Fig. 1. Datasets characterization and analysis pipeline.

Fig. 1.

Datasets included Latin American countries (LAC) and non-LAC healthy controls (HC, total N = 3509) and participants with Alzheimer’s disease (AD, total N = 828), behavioral variant frontotemporal dementia (bvFTD, total N = 463), and mild cognitive impairment (MCI, total N = 517). The functional magnetic resonance imaging dataset (fMRI, yellow lines) included 2953 participants from LAC (Argentina, Chile, Colombia, Mexico, and Peru) as well as non-LAC (the USA, China, and Japan). The electroencephalography dataset (EEG, blue lines) involved 2353 participants from Argentina, Brazil, Chile, Colombia, and Cuba (LAC) as well as Greece, Ireland, Italy, Turkey, and the UK (non-LAC). Circles represent the number of participants per group, scaled between the number of participants in the largest and smallest groups for each region to facilitate visualization. Line thickness represents the number of participants with fMRI (yellow lines) and EEG (blue lines) per country. The raw fMRI and EEG signals were preprocessed by filtering and artifact removal and the EEG signals were normalized to project them into source space. A parcellation using the automated anatomical labeling (AAL) atlas for both the fMRI and EEG signals was performed to build the nodes from which we calculated the high-order interactions using the Ω-information metric.
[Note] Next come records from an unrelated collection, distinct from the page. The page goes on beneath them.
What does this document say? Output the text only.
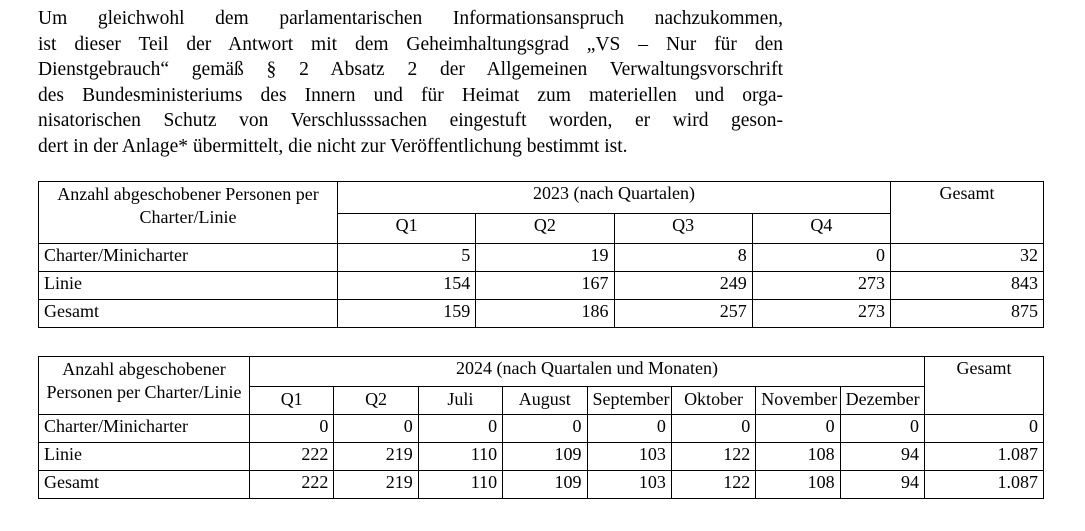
Um gleichwohl dem parlamentarischen Informationsanspruch nachzukommen,
ist dieser Teil der Antwort mit dem Geheimhaltungsgrad „VS – Nur für den
Dienstgebrauch“ gemäß § 2 Absatz 2 der Allgemeinen Verwaltungsvorschrift
des Bundesministeriums des Innern und für Heimat zum materiellen und orga-
nisatorischen Schutz von Verschlusssachen eingestuft worden, er wird geson-
dert in der Anlage* übermittelt, die nicht zur Veröffentlichung bestimmt ist.

Anzahl abgeschobener Personen per Charter/Linie	2023 (nach Quartalen)				Gesamt
	Q1	Q2	Q3	Q4	
Charter/Minicharter	5	19	8	0	32
Linie	154	167	249	273	843
Gesamt	159	186	257	273	875
Anzahl abgeschobener Personen per Charter/Linie	2024 (nach Quartalen und Monaten)								Gesamt
	Q1	Q2	Juli	August	September	Oktober	November	Dezember	
Charter/Minicharter	0	0	0	0	0	0	0	0	0
Linie	222	219	110	109	103	122	108	94	1.087
Gesamt	222	219	110	109	103	122	108	94	1.087
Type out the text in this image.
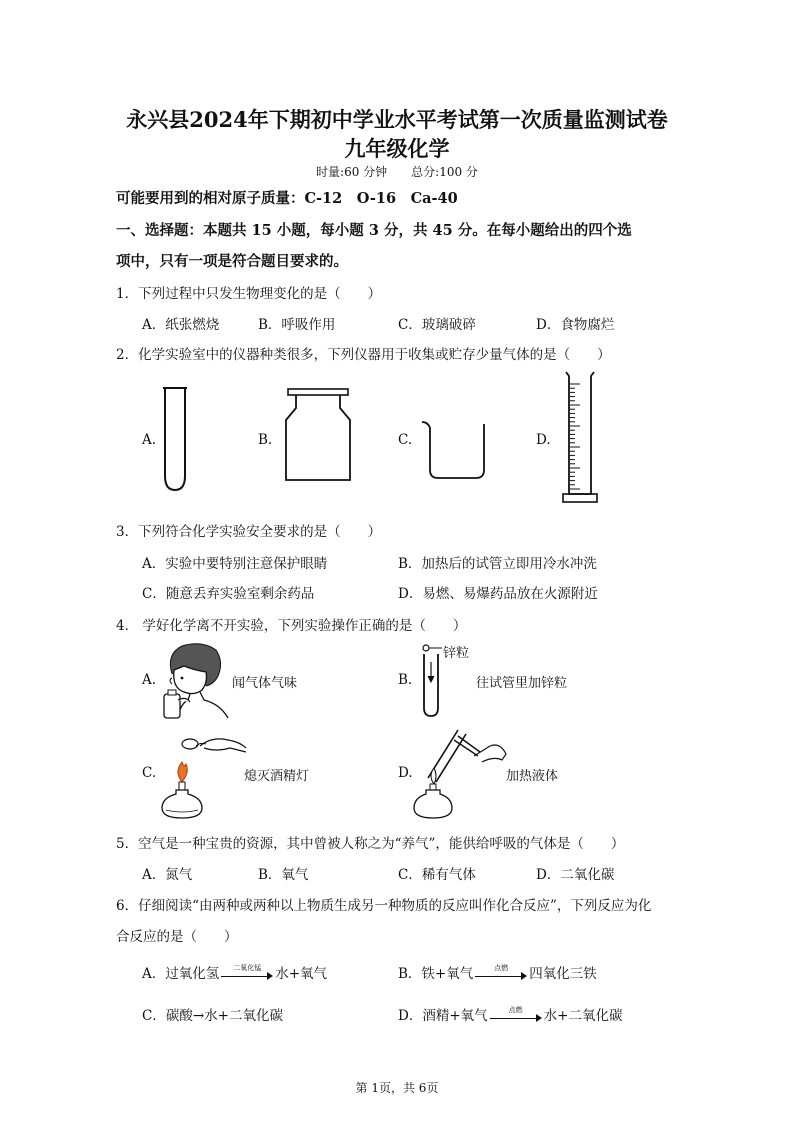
永兴县2024年下期初中学业水平考试第一次质量监测试卷
九年级化学
时量:60 分钟　　总分:100 分
可能要用到的相对原子质量：C-12　O-16　Ca-40
一、选择题：本题共 15 小题，每小题 3 分，共 45 分。在每小题给出的四个选
项中，只有一项是符合题目要求的。
1．下列过程中只发生物理变化的是（　　）
A．纸张燃烧	B．呼吸作用	C．玻璃破碎	D．食物腐烂
2．化学实验室中的仪器种类很多，下列仪器用于收集或贮存少量气体的是（　　）
A.	B.	C.	D.
3．下列符合化学实验安全要求的是（　　）
A．实验中要特别注意保护眼睛	B．加热后的试管立即用冷水冲洗
C．随意丢弃实验室剩余药品	D．易燃、易爆药品放在火源附近
4． 学好化学离不开实验，下列实验操作正确的是（　　）
A.	闻气体气味	B.	往试管里加锌粒
锌粒
C.	熄灭酒精灯	D.	加热液体
5．空气是一种宝贵的资源，其中曾被人称之为“养气”，能供给呼吸的气体是（　　）
A．氮气	B．氧气	C．稀有气体	D．二氧化碳
6．仔细阅读“由两种或两种以上物质生成另一种物质的反应叫作化合反应”，下列反应为化
合反应的是（　　）
A．过氧化氢	二氧化锰	水+氧气	B．铁+氧气	点燃	四氧化三铁
C．碳酸→水+二氧化碳	D．酒精+氧气	点燃	水+二氧化碳
第 1页，共 6页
A connectivity matrix was obtained for both modalities, which was later represented by graphs. Data augmentation was performed only in the testing dataset. The graphs were used as input for a graph convolutional deep learning network (architecture shown in the last row), with separate models for EEG and fMRI. Finally, age prediction was obtained, and the performance was measured by comparing the predicted vs. the chronological ages. This figure was partially created using Biorender under Team license.